An important part of any machine learning project is hyperparameter tuning, please refer to the Coursera Deep Learning Specialization (#2 and #3) for more detailed information. In other words, you want to see how your model performs on the development set on different sets of hyperparameters. There are basically 2 ways to implement this:

  1. Have a python loop over the different set of hyperparameters and at each iteration of the loop, run the train_and_evaluate(model_spec, params, ...) function, like
    for lr in [0.1, 0.01, 0.001]:
     params.learning_rate = lr
     train_and_evaluate(model_spec, params, ...)
  2. Have a more general script that will create a subfolder for each set of hyperparameteres and launch a training job using the python train.py command.
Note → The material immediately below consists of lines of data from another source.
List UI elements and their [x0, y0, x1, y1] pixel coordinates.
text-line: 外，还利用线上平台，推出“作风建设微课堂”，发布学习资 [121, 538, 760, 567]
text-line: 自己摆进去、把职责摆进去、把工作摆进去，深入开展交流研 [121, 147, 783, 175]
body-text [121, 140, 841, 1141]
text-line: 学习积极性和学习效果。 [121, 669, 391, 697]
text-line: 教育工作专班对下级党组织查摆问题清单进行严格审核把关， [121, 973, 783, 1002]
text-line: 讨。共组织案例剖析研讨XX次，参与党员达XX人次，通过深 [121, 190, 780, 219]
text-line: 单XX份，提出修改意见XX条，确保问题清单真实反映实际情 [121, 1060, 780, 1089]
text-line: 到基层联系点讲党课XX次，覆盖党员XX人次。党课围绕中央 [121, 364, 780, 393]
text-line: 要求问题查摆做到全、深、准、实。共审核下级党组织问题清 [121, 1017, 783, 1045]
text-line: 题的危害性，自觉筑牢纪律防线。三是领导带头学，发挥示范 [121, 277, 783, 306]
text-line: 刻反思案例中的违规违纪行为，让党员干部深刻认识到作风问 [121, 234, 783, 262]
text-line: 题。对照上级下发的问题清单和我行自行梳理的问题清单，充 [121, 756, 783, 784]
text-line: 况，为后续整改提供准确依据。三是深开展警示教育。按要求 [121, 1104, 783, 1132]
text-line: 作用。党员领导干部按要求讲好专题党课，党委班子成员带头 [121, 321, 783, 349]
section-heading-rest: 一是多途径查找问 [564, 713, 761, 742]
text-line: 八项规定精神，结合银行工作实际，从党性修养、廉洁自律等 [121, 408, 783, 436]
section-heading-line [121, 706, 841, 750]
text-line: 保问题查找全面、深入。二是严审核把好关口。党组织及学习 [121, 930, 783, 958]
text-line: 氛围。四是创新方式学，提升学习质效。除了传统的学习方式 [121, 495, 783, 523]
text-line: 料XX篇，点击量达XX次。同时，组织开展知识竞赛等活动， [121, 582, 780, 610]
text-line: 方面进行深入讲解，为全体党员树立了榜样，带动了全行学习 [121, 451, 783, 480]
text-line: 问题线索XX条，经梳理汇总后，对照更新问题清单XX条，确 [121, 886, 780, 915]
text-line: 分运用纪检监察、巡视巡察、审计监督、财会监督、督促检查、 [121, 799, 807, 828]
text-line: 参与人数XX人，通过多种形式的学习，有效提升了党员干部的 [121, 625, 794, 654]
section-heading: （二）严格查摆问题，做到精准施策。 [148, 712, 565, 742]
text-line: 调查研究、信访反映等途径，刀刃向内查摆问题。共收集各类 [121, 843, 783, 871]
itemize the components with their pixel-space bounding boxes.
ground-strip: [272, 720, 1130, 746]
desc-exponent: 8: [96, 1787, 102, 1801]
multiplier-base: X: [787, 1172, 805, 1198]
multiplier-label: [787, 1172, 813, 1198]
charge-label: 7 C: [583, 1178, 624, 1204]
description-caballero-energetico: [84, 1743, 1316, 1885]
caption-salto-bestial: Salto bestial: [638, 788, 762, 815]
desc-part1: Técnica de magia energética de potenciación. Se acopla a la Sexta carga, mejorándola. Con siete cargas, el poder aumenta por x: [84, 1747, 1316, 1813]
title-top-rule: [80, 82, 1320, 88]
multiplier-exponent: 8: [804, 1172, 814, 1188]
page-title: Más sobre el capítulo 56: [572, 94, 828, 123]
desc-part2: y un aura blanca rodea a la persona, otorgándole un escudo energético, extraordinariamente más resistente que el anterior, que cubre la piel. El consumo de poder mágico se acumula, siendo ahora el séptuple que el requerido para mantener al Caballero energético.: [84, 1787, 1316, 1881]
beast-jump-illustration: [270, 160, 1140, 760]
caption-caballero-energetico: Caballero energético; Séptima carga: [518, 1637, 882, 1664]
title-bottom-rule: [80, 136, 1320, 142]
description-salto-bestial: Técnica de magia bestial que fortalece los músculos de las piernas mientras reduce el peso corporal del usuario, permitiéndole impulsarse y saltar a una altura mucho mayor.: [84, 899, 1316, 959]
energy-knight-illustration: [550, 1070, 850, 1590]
While there is not much difference in the simplest setting, some more advanced clusters have some job managers and instead of running multiple python train.py, they instead do something like job-manager-submit train.py which will run the jobs concurrently, making the hyperparameter tuning much faster !
    for lr in [0.1, 0.01, 0.001]:
     params.learning_rate = lr
     # Create new experiment directory and save the relevant params.json
     subfolder = create_subfolder("lr_{}".format(lr))
     export_params_to_json(params, subfolder)
     # Launch a training in this directory -- it will call `train.py`
     lauch_training_job(model_dir=subfolder, ...)

This is what the search_hyperparams.py file does. It is basically a python script that runs other python scripts. Once all the sub-jobs have ended, you’ll have the results of each experiment in a metrics_eval_best_weights.json file for each experiment directory.


and by running python synthesize_results.py --model_dir experiments/learning_rate you’ll be able to gather the different metrics achieved for the different sets of hyperparameters !

From one experiment to another, it is very important to test hyperparameters one at a time. Comparing the dev-set performance of two models “A” and “B” which have a totally different set of hyperparameters will probably lead to wrong decisions. You need to vary only ONE hyperparameter (let’s say the learning rate) when comparing models “A” and “B”. Then, you can see the impact of this change on the dev-set performance.